A former counterterrorism official said the Boston attack didn’t appear to have the signature of a co-ordinated al-Qaida bombing, in which a sophisticated explosive device packed with shrapnel is detonated in an enclosed space to maximize casualties. The evidence could point to a domestic group, but White House officials and investigators cautioned it was too soon to link the attack to any particular kind of perpetrator.
“At this stage, it’s perplexing,” said the former official, who would discuss an ongoing investigation only on the condition of anonymity. “It’s not a military or particularly iconic target like Times Square or the New York subway. This could be someone with limited or no foreign connections.”
From the FBI to local police departments, law-enforcement agencies have dramatically shifted their emphasis to counterterrorism over the past decade, gathering intelligence on both domestic and foreign extremist groups. The Bush and Obama administrations have created an enormous global apparatus designed to track and target terrorists.
But officials have always warned the United States cannot prevent every attempted strike on U.S. soil. In some recent plots, authorities have benefited as much from luck as investigative skill.
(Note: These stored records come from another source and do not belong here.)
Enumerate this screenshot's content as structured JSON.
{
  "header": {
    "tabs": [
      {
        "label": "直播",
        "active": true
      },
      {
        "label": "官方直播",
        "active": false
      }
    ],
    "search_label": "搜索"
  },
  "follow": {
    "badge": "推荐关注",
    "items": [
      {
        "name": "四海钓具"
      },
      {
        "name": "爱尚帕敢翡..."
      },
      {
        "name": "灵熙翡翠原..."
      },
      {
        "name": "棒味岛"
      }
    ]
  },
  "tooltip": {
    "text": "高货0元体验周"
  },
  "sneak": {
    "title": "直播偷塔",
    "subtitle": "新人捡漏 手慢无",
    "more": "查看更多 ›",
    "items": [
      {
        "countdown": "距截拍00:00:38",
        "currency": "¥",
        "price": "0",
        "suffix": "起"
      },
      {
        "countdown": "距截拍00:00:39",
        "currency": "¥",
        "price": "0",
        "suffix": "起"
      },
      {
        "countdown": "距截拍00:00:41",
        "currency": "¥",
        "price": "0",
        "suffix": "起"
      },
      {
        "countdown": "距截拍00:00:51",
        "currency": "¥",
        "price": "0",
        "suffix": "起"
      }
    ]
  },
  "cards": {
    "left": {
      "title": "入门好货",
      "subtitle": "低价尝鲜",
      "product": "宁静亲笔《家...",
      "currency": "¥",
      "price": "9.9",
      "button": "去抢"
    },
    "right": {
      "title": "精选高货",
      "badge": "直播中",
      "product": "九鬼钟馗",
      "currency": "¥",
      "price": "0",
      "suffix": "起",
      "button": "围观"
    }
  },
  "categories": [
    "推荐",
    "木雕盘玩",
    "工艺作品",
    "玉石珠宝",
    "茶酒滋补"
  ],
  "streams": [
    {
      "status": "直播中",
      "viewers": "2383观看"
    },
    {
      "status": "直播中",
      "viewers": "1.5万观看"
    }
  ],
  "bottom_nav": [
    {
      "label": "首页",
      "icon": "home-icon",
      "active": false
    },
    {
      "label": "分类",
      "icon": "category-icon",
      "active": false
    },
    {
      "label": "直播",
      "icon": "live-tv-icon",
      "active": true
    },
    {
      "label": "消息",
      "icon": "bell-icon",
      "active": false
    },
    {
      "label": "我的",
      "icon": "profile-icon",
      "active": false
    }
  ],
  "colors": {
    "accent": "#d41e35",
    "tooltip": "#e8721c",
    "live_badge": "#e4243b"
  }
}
The last mass terrorist killing on U.S. soil was carried out by Maj. Nidal Hassan, an army psychiatrist, who fatally shot 13 people and wounded 30 more at Fort Hood, Texas, in November 2009. Hassan had connections to al-Qaida in the Arabian Peninsula and the American-born Islamic cleric Anwar al-Awlaki, who was later killed by a U.S. drone strike in Yemen.
But there have been a series of failed or foiled bomb plots since the Sept. 11 attacks.
Less than three months after airliners crashed into the World Trade Center and the Pentagon, Richard Reid tried to detonate a shoe filled with explosives on a flight from Miami to Paris.
Eight years later, Umar Farouk Abdulmutallab attempted to set off explosives in his underwear on a commercial flight near Detroit.
The bombs failed to detonate correctly in both cases.
In two other incidents, authorities were able to prevent bomb plots.
A September 2009 attempt to set off bombs in the New York City subway system by an al-Qaida associate was thwarted. And in May of the following year, Times Square in New York was evacuated after the discovery of a car bomb left by Faisal Shahzad, a dual citizen of Pakistan and the United States.
Monday’s attack evoked for many the wrenching scenes of Sept. 11, especially among those who witnessed the mid-afternoon explosions firsthand.
Charlotte Holler, 24, was working seven storeys above the scene in the Prudential Tower overlooking Boylston Street when she heard two thuds and felt the explosions rock the floor under her feet. For an instant, she thought that her building or something nearby was collapsing.